Side one of the album includes the LP's title track,
which was written by Prince, his father and David Coleman,
who is the brother of Revolution keyboardist Lisa Coleman.
The songs uses such unusual as an oud, finger cymbals and
a darbuka to create a Middle Eastern feel. "Paisley Park," named
after Prince's home studio, is a buoyant rocker reminiscent
of the Beatles' "Strawberry Fields Forever." The ballad "Condition
of the Heart" is a solo performance by Prince that features
a Keith Jarrett-style piano intro and a falsetto vocal,
while "Raspberry Beret" is another track that recalls the
Beatles' psychedelic period ("She wore a Raspberry beret/The
kind u find in a secondhand store/And if it was warm, she
wouldn't wear much more"). The final cut on side one is "Tambourine," a
heavily rhythmic track with a Bo Diddley beat. It's sung
and played by Prince alone.
Side two contains "America," which plays off "America
the Beautiful" and has an American Indian feel ("America,
America, God shed his grace on thee/America, America, keep
the children free"). "Pop Life," another Beatles-influenced
number, includes drumming by Sheila E. and a string interlude "composed
and conducted by Lisa and Wendy" ("What u putting in your
nose/Is that where all your money goes?") "The Ladder" is
a gospel-flavored song written by Prince and his father.

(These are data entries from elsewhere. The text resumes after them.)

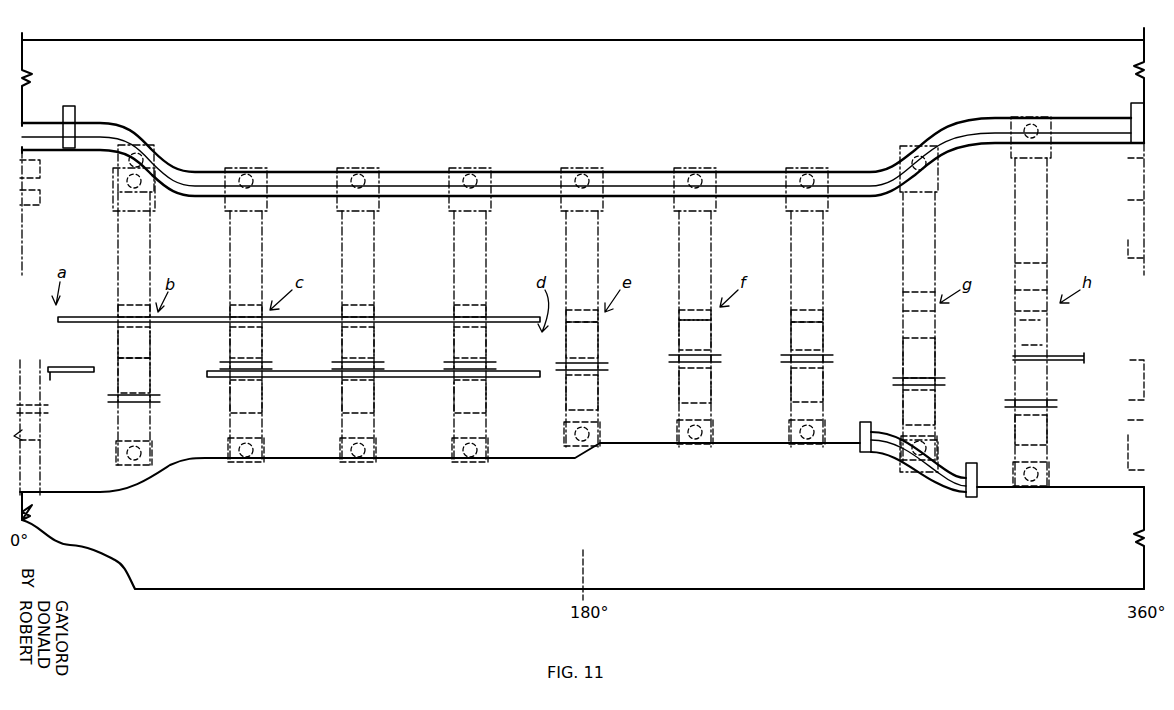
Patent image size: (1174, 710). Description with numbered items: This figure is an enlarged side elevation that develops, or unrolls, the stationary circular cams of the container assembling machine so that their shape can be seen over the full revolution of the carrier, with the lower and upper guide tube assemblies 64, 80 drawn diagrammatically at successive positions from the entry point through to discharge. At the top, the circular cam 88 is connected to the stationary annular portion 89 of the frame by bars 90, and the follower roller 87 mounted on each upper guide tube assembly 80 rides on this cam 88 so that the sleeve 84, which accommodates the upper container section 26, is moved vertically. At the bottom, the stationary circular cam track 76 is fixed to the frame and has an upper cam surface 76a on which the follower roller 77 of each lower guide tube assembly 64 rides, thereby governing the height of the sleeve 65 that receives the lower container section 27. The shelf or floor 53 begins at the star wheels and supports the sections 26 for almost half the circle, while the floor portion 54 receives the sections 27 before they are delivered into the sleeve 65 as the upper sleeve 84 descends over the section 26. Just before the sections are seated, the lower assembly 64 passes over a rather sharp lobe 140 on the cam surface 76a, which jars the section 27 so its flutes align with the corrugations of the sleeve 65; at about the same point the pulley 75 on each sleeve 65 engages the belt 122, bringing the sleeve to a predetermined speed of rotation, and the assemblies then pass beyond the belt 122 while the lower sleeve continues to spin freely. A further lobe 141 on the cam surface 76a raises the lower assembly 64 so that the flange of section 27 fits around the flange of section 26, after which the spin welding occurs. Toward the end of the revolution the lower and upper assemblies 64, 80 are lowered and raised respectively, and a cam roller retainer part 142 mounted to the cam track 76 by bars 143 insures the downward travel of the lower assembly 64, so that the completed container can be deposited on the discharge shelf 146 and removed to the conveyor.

The stationary annular portion of the frame 89 is at (650, 72).
The bars 90 is at (46, 112).
The circular cam 88 is at (413, 190).
The follower roller 87 is at (572, 195).
The sleeve 84 is at (222, 250).
The upper guide tube assembly 80 is at (960, 262).
The shelf 53 is at (393, 313).
The belt 122 is at (397, 370).
The floor portion 54 is at (64, 374).
The discharge shelf 146 is at (1013, 357).
The container section 26 is at (118, 305).
The container section 27 is at (150, 342).
The sleeve 65 is at (150, 366).
The pulley 75 is at (160, 398).
The lower guide tube assembly 64 is at (616, 384).
The follower roller 77 is at (340, 448).
The upper cam surface 76a is at (88, 490).
The lobe 140 is at (208, 456).
The lobe 141 is at (570, 456).
The cam roller retainer part 142 is at (868, 424).
The bars 143 is at (862, 453).
The stationary circular cam track 76 is at (410, 565).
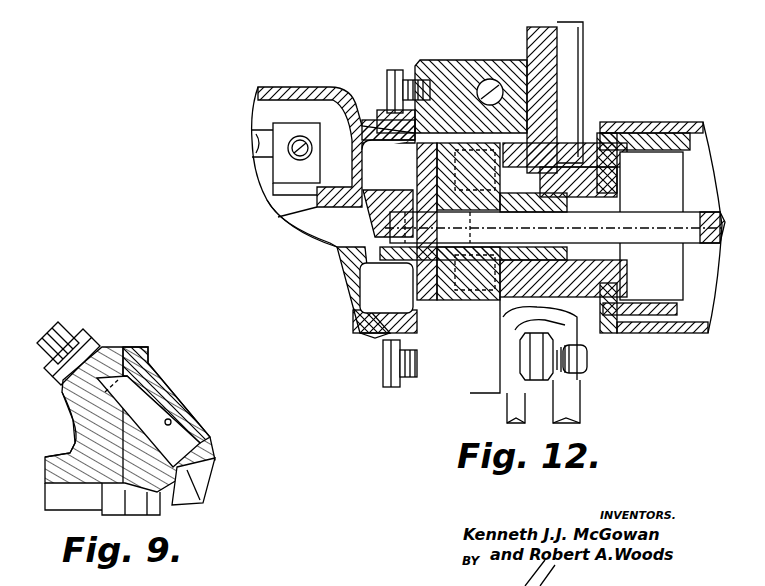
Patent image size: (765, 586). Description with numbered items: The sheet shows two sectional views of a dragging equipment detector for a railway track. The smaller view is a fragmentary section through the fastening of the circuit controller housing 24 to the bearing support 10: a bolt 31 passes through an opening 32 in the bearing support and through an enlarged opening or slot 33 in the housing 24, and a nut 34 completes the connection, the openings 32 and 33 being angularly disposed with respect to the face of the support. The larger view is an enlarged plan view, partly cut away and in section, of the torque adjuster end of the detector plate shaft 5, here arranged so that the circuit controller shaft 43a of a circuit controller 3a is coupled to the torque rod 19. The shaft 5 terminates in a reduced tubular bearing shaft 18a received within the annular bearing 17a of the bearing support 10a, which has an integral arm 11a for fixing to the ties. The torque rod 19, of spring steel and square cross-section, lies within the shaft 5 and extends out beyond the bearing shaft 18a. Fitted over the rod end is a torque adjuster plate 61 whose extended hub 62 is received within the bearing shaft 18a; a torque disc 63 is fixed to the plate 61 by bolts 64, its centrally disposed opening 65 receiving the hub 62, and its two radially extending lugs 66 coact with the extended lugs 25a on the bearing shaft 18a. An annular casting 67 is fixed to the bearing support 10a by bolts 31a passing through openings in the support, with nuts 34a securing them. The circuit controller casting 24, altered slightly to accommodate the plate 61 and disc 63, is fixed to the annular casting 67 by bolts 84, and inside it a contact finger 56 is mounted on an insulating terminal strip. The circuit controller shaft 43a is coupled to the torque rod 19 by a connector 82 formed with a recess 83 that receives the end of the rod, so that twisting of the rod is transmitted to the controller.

In FIG. 12, the circuit controller 3a is at (237, 70).
In FIG. 12, the detector plate shaft 5 is at (678, 122).
In FIG. 9, the bearing support 10 is at (116, 347).
In FIG. 12, the bearing support 10a is at (560, 140).
In FIG. 12, the arm 11a is at (578, 45).
In FIG. 12, the bearing 17a is at (587, 307).
In FIG. 12, the bearing shaft 18a is at (600, 275).
In FIG. 12, the torque rod 19 is at (672, 215).
In FIG. 9, the circuit controller housing 24 is at (160, 380).
In FIG. 12, the circuit controller housing 24 is at (285, 87).
In FIG. 12, the extended lugs 25a is at (437, 170).
In FIG. 9, the bolt 31 is at (203, 472).
In FIG. 12, the bolt 31a is at (491, 79).
In FIG. 9, the opening 32 is at (67, 418).
In FIG. 9, the enlarged opening or slot 33 is at (172, 425).
In FIG. 9, the nut 34 is at (82, 333).
In FIG. 12, the nut 34a is at (540, 360).
In FIG. 12, the circuit controller shaft 43a is at (333, 228).
In FIG. 12, the contact finger 56 is at (258, 180).
In FIG. 12, the torque adjuster plate 61 is at (370, 337).
In FIG. 12, the extended hub 62 is at (557, 208).
In FIG. 12, the torque disc 63 is at (445, 305).
In FIG. 12, the bolt 64 is at (340, 290).
In FIG. 12, the centrally disposed opening 65 is at (363, 318).
In FIG. 12, the lug 66 is at (380, 126).
In FIG. 12, the annular casting 67 is at (440, 60).
In FIG. 12, the connector 82 is at (370, 187).
In FIG. 12, the recess 83 is at (405, 265).
In FIG. 12, the bolt 84 is at (395, 70).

It features a female chorus that includes Lisa, Wendy and
Wendy's sister Susannah Melvoin. The album's epic is "Temptation," an
eight-minute-and-twenty-one-second song that Prince has
been performing in concert. It begins with Hendrix-style
guitar and ends with a weird rap that sounds like a dialogue
between Prince and God. Prince says, "I'm talkin' about
the kind of temptation that'll make you do things. I'm
talkin' about sexual temptation." An electronically altered
low voice says, "You have to want it for the right reasons." And
Prince responds, "I'm sorry. I'll be good. This time I
promise. Love is more important than sex. I understand.
I have to go now."
The album's first single, "Paisley Park" (back with a
nonalbum song called "She's Always in My Hair"), was to
have been released on February 27th, the day after Prince
won three Grammys. A few days before the awards ceremony,
however, Prince abruptly changed his mind, deciding not
to release the single. One source at Warner Bros. said
Prince didn't want the song to compete with "We Are the
World," the USA for Africa record, which he declined to
participate in.
Until late last month, details about the album were closely
guarded secrets. At Warner Bros., only a handful of top
executives knew about it. Still, rumors began circulating
in music-business circles, and at least one advance tape
got into the hands of a rival record-company executive.
In the Warner Bros. conference room, every song was greeted
with applause, and before the last cut ended, Prince vanished.
Said a Warners source, "Everyone sort of stood up and applauded
after the record was over, and then he wasn't there anymore."